The VA is located at 5000 W. National Avenue in Milwaukee.
The event is open to all veterans and community members.
Lyles, a product of Milwaukee Public Schools, graduated from Madison High School, went on to get a law degree, and now oversees a $22 million budget and is responsible for 37 Boys & Girls Club throughout the area.
He said there are a lot of parallels between his job helping children succeed, and the VA’s job of helping veterans, that brings King’s dream to life.
“It’s about helping people,” he said. “It’s about giving people a chance, helping them get a job and giving them a hand up. It’s because none of us found our own way. We all had an angel in some way, shape or form who gave us support, whether it was a teacher, a friend or a mentor. It’s impossible to get through life successfully without having someone to help you along the way and help provide opportunities.”
Because Lyles held a series of leadership positions throughout Milwaukee, he got to rub shoulders with – and work alongside – those who put in the extra effort to help revitalize neighborhoods and provide opportunities. When, Jim Clark, the previous Boys & Girls Club CEO got a position at the national level, he called to offer congratulations.
“And that’s when he told me, ‘You should think about this job.’”
“I don’t have the first idea about that kind of work,” Lyles replied.
Clark said: “What are you talking about? With your reputation in the community, you can do this. I didn’t know about this kind of work, either, but you will grow into it.”
By mid-October 2011, Lyles was on the job, and today he oversees a program that helps 5,000 boys and girls throughout Milwaukee every day.
And while news of violence, struggling schools and poverty might make the news, Lyles said this job helps him help others, and helps tell the good stories that often go untold.
“I know the other stories, because I ran around those same neighborhoods. There are a lot of good stories. I came here and saw a really successful program, and knew we could take that and build upon it.
“There are a couple reasons the Boys & Girls Club makes incredible sense,” he added. “The kids need a place to be that transitions them from home and school. They need an environment that is safe -- not just physically safe, but a safe place where they are free to express themselves. Schools are very regimented and put 30 kids in a box. They come to us, and are interested in classical music, we have something for them. If they have volleyball, we have something for them.

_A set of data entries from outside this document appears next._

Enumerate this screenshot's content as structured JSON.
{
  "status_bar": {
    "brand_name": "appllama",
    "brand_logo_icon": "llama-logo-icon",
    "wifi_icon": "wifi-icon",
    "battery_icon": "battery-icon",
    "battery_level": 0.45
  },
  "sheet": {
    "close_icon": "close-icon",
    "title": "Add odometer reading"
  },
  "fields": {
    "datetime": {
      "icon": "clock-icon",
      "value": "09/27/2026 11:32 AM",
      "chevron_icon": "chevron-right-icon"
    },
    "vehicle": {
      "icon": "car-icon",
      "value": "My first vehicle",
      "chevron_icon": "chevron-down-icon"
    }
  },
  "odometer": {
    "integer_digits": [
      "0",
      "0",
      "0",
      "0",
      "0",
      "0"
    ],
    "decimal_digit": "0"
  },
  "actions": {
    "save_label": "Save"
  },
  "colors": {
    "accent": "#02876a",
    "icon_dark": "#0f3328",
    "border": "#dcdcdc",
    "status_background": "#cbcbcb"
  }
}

“We fill the gap for schools that used to provide those services. We stand in the gap, and feed all our kids every night. We stand in the gap and give them the opportunity to go on with their lives and be successful.”
As a direct result of the Boys & Girls Club and its affiliation with community philanthropist Marty Stein, 145 members are now in college on the Stein Scholarship, “and we have another 88 currently in high school, and in the pipeline to go to college,” Lyles said. “That’s the work that makes a difference. We’re making a difference for these children. The VA is making a difference for past vets, and current vets. I want to say, 'Thanks,' and talk about all the volunteer opportunities available to all of us so we can work together, and keep moving forward."